Energy loads are further reduced through the specification of materials, such as waterwhite reflective glass and the channelling of natural light through open spaces such as the tower lobbies, which are positioned on the back of the buildings and have been constructed with cable nets rather than columns and pillars, to eliminate the sense of enclosure.
Onsite photovoltaic systems generate a portion of the CBD’s energy requirements. They are all features Nilles says the majority of building users “look at but don’t really understand”.
“There were things and opportunities in terms of sustainable design, that we couldn’t necessarily afford to do in a speculative development in US markets,” he reveals.

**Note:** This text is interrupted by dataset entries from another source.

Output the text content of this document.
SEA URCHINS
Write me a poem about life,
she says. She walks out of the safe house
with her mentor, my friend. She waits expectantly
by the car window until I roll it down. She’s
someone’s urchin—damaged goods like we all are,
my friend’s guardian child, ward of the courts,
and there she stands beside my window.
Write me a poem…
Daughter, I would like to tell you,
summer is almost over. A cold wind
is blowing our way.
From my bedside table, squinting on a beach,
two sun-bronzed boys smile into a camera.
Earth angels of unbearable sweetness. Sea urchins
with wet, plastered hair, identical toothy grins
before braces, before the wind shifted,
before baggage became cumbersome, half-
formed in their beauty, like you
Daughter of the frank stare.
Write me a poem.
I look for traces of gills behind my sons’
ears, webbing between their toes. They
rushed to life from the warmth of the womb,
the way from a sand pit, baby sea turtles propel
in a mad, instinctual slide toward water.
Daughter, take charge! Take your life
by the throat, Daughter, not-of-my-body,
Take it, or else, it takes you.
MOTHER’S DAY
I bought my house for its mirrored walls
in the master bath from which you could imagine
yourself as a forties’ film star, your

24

Contradicting the usual benefits of sustainability, these measures aren’t about saving building tenants and owners money, they are about adding prestige to the project, Nilles goes on to explain.
“These things don’t affect the rent, but they do affect the big global picture in terms of what it is to be responsible. It will take a long time for these measures to pay back but in the mean while you have Grade A office space in Abu Dhabi that rents at a premium, and it should rent at a premium because there’s nothing else like it in town.”

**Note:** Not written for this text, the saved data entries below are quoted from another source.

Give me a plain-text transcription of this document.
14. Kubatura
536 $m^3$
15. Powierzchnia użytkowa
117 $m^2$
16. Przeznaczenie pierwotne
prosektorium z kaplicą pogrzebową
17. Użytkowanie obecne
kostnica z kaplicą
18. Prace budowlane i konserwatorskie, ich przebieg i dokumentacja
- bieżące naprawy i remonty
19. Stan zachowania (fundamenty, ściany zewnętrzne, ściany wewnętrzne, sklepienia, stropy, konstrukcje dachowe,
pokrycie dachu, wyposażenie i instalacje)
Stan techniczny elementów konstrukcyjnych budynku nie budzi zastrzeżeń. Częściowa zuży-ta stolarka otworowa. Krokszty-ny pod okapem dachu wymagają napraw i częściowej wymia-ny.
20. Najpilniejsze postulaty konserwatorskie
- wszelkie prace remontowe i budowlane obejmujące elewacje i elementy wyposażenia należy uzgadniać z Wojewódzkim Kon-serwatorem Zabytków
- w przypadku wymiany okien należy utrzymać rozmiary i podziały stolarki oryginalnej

Things may be coming together now, but as with any project of this scale, it wasn’t always quite so easy.
On any project, the development of infrastructure requires tight schedules and respect for deadlines. But on a project that coordinates multiple infrastructure works with the completion of five built assets, landscaping and a tenant buy-in schedule, the bar is understandably higher.
“As the roads were built the podium levels for these buildings were being built too. We had to make sure they met, and all at the same level, so that there was a smooth connection between each development and no gap between one and the other,” Al Shamsi recalls.
“The plug and play nature of what we are trying to deliver has come to a level of success concurrently with the developments. It worked out beautifully in the end and that’s something we are proud of,” he adds, saying that Mubadala’s work is about what it can give back to Abu Dhabi, both personally, financially and socially from the project point of view.
“To be able to see the assets being handed over and the quality of assets we have is quite humbling. The best part of my job right now is to hear back from the tenants who actually live and breathe in the towers,” he says.
The four office towers feature one of the largest cable net glass enclosures in the world, erected without condensation, and while Nilles says that the finished result could never be ‘perfect’, he does acknowledge that the combination of technology and technique, creates a je ne sais quoi of its own.
“Nothing here is being done for the first time ever but there are a lot of things you see, for example concepts that are in the design books, that you just don’t ever see executed like this,” he clarifies.
Once the residential, retail and leisure elements of the project are also online, the finished development will be far from a nine to five venue; rather creating a 24 hour destination built on contemporary architectural principles and ambitious, albeit necessary, economic growth plans.
“There are things that are going to occur and be completed here that I think are going to be a surprise to a lot of people. It has to do with going back to the basics of design, the image of the exchange. People will be able to feel the anticipation of what’s going to happen here every morning when they walk in. This is a piece of culture,” Nilles concludes.